Our final fly-out of the trip was devoted to the region’s ill-tempered predators — northwest BC’s tooth-heavy northern pike. The flight to meet the pike was a bit longer than our other excursions, but the scenery out the window of the Caravan was incredible. The craggy peaks of the Rockies slowly gave wave to rolling hills and the boreal forest that stretches from one end of Canada to the other. Scarred with thousands of pothole lakes, this is the country that puts the “northwoods” into the ubiquitous northwoods fishing lodge.

Not long after touching down on the glassy surface of a spruce-shrouded lake seemingly in the middle of nowhere, we were casting long, swimmy streamers over froggy weed beds and battling perfectly respectable northerns to the boat. It was August, and it was plenty warm, especially by Canadian standards, but the fish were surprisingly active. In other boreal destinations, pike are notorious for sulking to the bottom of lakes on scorching summer days, but pike in this particular lake rarely turn off.

fly fishing canadian rockies - northern rockies adventures
Photo: Earl Harper.

Out with a bang

On our last evening on the shores of Muncho Lake, as we sat outside on the deck of our homey little cabin slowly sipping some solid Canadian whisky over a couple cubes of ice, our trip to B.C. delivered its final hit.
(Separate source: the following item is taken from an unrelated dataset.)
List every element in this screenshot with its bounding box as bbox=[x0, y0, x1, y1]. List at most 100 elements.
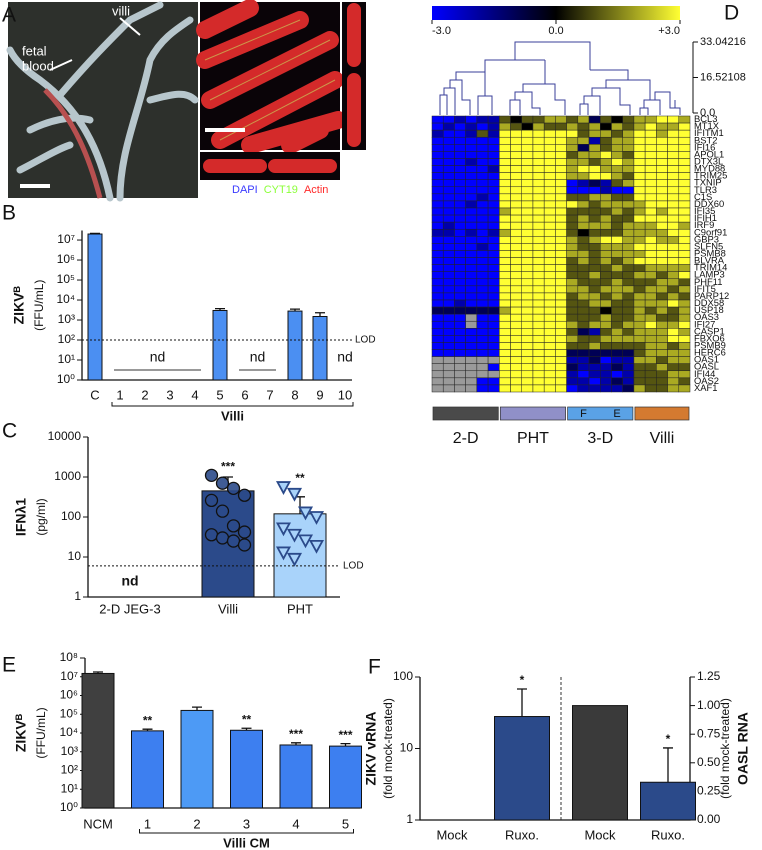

It was one of the first nights of the summer when it was expected to get truly dark and yet an ambient light lingered over the mountain tops. At first, we were mystified, but just minutes later the dancing lights of the Aurora Borealis exploded above the waters of Muncho Lake. The Aurora glowed for over an hour and we reveled in the cosmic event.

If you go

Getting there
Anglers visiting northwest B.C. for a fly-in fishing trip can choose one of two ways to reach the lodge. First, for the adventurous who love a road trip, the area can be reached via car — it is on the Alaska Highway about three hours north of Fort Nelson. The second, and the easiest option, is to fly into Vancouver and spend the night. The next morning, a representative from Northern Rockies Adventures will pick you up at your hotel and transport you to Pitt Meadows and a small, regional airport. There, you’ll board a small plane and fly north to Fort Nelson — about two hours. From Fort Nelson, it’s a three-hour scenic van ride to the lodge. But that’s only if you’re fishing the area from the lodge.

When to go
The rivers, lakes and streams of northwest B.C. are fishable from June through September, and there really is no bad time to go. Pike and lake trout will be more active and in shallow water earlier in the season and again in September, but both seem to be willing to hit flies regardless of the date. High summer offers great dry-fly fishing for rainbows and grayling, and streamer fishing for big bull trout is likely best in August before the big char start to spawn. There are walleye available from the lodge, too, and for gear anglers, these fish can offer fast action all summer long.

Choosing an outfitter
There’s no real choice here. While there is some excellent roadside and backroad fishing for grayling in the area, to access the trophy fishing in this stretch of northwest British Columbia, Northern Rockies Adventures is the only real option. The lodge offers full seven-night/six-day packages with both four- and six-day flyout options.